Comptes rendus Lisette Oropesa brillante mozartienne
Comptes rendus

Lisette Oropesa brillante mozartienne

24/11/2021

1 SACD Pentatone PTC 5186 885

« Mozart a toujours été mon compositeur favori. » Dès la première ligne du texte d’introduction au livret de cet album, gravé en studio, en août 2020, Lisette Oropesa affiche ses préférences.

Sans surprise, elle consacre ce qui, sauf erreur, est son premier récital, au musicien qu’elle a découvert quand elle était jeune flûtiste et travaillait ses Concertos. Avec raison, la soprano américaine établit un parallèle entre l’écriture des parties solistes de ceux-ci et celle des Airs de concert : même exigence de contrôle du souffle, de la dynamique, avec, en plus, le souci d’une juste expression des sentiments, et ce en quelques minutes seulement.

Elles sont effectivement redoutables, ces pages destinées à de grandes cantatrices (Aloysia Weber, Louise Villeneuve, Josepha Duschek…), qu’on a souvent comparées à des opéras en miniature – certaines, comme « Ah, lo previdi », sont construites sur des contrastes d’une redoutable efficacité. Au-delà de la virtuosité, elles dessinent une « carte du tendre » dont la profonde humanité séduit les cœurs les plus endurcis. D’où, pour l’interprète, la nécessité de toujours trouver l’expression la plus juste.

La voix, lumineuse et pleine, de Lisette Oropesa est fièrement projetée. Le registre grave est suffisant, même si on l’aimerait plus étoffé. L’extrême aigu a également tendance à s’amincir, mais l’ensemble demeure homogène.

La ligne est rigoureuse, habitée (« Chi sà, chi sà, qual sia »), avec ce qu’il faut de fébrilité et de frémissement (« Vado, ma dove ? ») ; et l’interprète traduit bien l’urgence des récitatifs (« A Berenice » , « Ah, lo previdi »), soulignant ainsi leur importance dramatique, sans jamais se départir d’une élégance et d’une noblesse de ton qui leur donnent leur force.

La virtuosité est au rendez-vous, sans être ostentatoire (« Ah ! se in ciel, benigne stelle », avec ses vocalises et ses notes piquées), et le théâtre vient tout naturellement de la musique, sans sollicitation incongrue du texte ou de la partition.
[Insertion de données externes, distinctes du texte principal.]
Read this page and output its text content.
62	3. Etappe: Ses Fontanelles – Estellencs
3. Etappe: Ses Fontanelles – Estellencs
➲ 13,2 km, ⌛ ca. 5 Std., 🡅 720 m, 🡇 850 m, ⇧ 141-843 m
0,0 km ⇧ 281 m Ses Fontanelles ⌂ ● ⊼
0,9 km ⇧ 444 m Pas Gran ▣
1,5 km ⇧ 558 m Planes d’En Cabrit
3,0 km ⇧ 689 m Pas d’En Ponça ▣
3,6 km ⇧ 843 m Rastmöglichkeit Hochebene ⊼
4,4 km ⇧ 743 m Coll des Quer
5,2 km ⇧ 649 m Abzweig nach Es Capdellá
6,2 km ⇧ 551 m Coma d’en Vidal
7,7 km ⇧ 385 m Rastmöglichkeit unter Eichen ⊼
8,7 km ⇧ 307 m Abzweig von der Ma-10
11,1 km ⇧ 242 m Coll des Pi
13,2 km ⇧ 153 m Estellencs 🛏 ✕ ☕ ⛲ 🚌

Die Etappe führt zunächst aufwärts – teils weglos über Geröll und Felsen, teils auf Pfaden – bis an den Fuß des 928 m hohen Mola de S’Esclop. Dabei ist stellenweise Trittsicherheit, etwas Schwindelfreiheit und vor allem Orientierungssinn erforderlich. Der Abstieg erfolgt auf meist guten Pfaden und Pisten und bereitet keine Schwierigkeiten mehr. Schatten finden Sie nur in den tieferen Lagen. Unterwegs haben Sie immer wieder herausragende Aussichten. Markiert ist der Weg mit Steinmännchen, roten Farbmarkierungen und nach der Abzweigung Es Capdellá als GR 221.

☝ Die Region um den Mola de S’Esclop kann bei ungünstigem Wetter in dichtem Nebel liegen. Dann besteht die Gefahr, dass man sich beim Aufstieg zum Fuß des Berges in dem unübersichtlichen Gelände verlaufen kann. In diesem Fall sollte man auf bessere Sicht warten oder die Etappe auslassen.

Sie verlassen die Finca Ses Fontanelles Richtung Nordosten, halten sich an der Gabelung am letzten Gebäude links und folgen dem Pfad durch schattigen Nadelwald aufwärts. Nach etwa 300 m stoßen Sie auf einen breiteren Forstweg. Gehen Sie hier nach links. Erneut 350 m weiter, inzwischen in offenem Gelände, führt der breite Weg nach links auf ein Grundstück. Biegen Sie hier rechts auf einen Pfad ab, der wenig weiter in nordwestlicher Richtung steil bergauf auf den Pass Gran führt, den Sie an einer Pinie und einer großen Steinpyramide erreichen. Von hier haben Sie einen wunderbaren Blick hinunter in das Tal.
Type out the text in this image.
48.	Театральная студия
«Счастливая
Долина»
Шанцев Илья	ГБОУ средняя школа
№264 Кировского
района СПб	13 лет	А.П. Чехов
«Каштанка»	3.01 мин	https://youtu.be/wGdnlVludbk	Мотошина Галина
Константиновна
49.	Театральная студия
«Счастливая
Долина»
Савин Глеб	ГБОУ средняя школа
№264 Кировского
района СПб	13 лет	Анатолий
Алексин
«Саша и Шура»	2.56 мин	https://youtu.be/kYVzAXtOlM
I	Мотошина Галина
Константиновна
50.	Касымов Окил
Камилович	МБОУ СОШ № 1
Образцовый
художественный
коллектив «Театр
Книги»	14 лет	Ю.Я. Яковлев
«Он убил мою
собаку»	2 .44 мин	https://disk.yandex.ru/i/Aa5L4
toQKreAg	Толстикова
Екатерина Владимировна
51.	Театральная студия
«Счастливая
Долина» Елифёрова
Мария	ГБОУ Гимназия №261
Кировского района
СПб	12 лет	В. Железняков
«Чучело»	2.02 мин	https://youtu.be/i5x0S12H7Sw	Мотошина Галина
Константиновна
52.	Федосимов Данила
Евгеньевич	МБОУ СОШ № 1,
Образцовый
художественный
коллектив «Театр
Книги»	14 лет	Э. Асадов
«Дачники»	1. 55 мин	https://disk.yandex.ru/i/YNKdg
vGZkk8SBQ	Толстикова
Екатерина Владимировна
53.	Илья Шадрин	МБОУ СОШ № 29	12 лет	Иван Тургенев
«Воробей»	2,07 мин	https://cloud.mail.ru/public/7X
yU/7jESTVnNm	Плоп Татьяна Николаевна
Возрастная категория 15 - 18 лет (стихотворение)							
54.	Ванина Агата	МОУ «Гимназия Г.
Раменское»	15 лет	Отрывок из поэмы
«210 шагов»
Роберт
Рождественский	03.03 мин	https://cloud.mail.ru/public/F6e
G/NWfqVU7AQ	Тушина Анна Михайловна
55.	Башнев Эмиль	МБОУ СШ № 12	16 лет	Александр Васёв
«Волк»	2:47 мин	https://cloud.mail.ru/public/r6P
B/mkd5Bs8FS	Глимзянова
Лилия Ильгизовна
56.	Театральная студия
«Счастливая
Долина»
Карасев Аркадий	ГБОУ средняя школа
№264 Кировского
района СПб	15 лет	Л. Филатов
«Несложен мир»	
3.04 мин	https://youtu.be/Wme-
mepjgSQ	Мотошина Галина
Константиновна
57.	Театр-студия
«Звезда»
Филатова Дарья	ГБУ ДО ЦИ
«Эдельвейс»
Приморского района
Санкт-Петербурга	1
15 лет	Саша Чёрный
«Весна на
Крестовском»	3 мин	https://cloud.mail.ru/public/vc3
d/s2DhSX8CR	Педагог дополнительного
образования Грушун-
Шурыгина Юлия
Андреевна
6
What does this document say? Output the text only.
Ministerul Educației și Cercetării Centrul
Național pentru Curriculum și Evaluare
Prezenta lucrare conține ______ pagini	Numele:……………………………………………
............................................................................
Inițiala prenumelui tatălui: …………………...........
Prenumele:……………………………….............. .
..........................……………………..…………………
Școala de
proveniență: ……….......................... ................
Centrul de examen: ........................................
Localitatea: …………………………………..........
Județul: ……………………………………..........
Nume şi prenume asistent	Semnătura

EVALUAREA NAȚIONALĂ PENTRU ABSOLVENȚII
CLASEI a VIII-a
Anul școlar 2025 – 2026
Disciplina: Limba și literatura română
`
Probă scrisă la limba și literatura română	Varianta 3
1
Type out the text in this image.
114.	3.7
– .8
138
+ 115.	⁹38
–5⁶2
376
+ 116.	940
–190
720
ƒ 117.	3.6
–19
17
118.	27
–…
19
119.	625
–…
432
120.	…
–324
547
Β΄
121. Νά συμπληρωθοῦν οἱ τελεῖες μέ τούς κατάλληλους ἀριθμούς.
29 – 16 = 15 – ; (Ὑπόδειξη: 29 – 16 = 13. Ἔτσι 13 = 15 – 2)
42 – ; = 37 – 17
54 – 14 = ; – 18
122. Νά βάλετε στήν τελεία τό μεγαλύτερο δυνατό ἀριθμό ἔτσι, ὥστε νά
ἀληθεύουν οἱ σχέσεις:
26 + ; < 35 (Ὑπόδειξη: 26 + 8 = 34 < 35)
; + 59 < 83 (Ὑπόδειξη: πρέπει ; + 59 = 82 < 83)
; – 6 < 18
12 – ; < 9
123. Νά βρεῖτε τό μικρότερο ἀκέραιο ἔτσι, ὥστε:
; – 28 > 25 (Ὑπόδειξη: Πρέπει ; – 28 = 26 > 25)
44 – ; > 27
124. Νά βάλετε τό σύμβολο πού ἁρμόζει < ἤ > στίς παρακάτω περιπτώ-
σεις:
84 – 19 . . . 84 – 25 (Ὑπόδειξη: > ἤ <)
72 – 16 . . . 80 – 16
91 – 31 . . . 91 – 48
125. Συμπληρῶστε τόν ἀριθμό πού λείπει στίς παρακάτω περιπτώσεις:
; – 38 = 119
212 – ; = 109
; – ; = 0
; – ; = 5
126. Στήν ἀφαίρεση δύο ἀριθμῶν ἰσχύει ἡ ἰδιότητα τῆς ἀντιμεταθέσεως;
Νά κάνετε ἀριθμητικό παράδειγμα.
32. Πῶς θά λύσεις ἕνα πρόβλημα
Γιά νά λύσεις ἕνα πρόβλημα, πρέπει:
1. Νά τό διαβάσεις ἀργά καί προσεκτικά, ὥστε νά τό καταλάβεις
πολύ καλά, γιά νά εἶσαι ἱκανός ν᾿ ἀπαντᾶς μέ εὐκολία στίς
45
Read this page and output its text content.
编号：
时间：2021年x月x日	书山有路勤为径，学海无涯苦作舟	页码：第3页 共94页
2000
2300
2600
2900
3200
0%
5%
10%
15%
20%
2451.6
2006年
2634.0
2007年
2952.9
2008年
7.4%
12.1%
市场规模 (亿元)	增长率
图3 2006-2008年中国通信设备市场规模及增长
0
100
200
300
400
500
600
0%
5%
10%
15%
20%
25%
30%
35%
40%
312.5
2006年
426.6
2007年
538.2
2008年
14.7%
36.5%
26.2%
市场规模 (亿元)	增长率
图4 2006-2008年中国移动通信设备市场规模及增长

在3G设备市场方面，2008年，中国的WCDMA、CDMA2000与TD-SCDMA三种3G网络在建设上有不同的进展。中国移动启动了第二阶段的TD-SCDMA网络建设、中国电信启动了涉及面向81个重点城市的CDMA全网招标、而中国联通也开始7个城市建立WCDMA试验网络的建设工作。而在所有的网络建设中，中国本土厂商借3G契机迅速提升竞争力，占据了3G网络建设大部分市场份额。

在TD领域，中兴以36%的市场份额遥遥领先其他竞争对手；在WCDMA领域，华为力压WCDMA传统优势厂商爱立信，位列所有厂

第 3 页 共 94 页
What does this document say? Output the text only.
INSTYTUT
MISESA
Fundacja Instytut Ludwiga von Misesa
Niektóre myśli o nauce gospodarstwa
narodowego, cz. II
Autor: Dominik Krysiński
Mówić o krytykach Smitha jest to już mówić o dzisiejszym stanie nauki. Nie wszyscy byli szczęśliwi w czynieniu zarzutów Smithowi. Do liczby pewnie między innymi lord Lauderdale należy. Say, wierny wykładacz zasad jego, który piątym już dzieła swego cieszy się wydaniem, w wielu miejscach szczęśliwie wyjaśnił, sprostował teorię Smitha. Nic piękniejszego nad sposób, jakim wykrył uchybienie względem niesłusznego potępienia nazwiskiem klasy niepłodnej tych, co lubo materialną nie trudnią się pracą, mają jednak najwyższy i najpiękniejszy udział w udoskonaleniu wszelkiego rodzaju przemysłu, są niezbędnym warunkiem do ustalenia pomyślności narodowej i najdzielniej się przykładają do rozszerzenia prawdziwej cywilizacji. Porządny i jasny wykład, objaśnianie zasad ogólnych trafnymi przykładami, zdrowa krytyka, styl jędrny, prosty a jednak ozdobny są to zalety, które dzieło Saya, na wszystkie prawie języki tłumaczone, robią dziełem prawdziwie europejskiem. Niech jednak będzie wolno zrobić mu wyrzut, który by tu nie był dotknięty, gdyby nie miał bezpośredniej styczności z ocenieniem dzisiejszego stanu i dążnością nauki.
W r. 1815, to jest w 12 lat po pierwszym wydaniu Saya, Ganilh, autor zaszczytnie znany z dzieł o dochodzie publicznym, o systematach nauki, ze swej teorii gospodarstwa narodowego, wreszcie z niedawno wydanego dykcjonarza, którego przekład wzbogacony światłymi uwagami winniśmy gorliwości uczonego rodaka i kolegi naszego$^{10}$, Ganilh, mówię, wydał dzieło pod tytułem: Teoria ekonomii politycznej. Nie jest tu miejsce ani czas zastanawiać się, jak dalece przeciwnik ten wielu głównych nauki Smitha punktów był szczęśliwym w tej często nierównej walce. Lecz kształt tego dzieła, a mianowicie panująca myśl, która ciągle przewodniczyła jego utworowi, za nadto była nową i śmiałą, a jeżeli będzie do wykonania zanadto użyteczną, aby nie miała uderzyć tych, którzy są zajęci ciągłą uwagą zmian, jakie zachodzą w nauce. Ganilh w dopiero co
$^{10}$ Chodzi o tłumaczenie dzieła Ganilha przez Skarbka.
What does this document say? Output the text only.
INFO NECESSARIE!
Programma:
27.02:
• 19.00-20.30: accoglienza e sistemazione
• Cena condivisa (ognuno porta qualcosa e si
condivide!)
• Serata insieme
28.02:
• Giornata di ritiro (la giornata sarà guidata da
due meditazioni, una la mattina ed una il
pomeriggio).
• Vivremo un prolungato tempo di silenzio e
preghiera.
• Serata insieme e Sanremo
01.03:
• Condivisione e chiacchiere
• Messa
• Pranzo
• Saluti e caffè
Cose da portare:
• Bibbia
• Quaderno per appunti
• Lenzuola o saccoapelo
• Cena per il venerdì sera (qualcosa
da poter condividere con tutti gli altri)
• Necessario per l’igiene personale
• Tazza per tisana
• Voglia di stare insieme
Cet équilibre permanent, essentiel chez Mozart, n’est pas toujours facile à obtenir, de même que l’alliance entre rigueur et liberté.

Il Pomo d’Oro confirme, si besoin était, qu’il compte parmi les meilleures formations du moment. Dirigé avec dynamisme par Antonello Manacorda, il contribue à faire de ce florilège mozartien une « carte de visite » qui retient l’attention, alors que Lisette Oropesa semble se tourner aujourd’hui vers Bellini, Donizetti et Verdi – à l’exception d’une Konstanze dans Die Entführung aus dem Serail, à Vienne, en mars 2022, avec le même chef.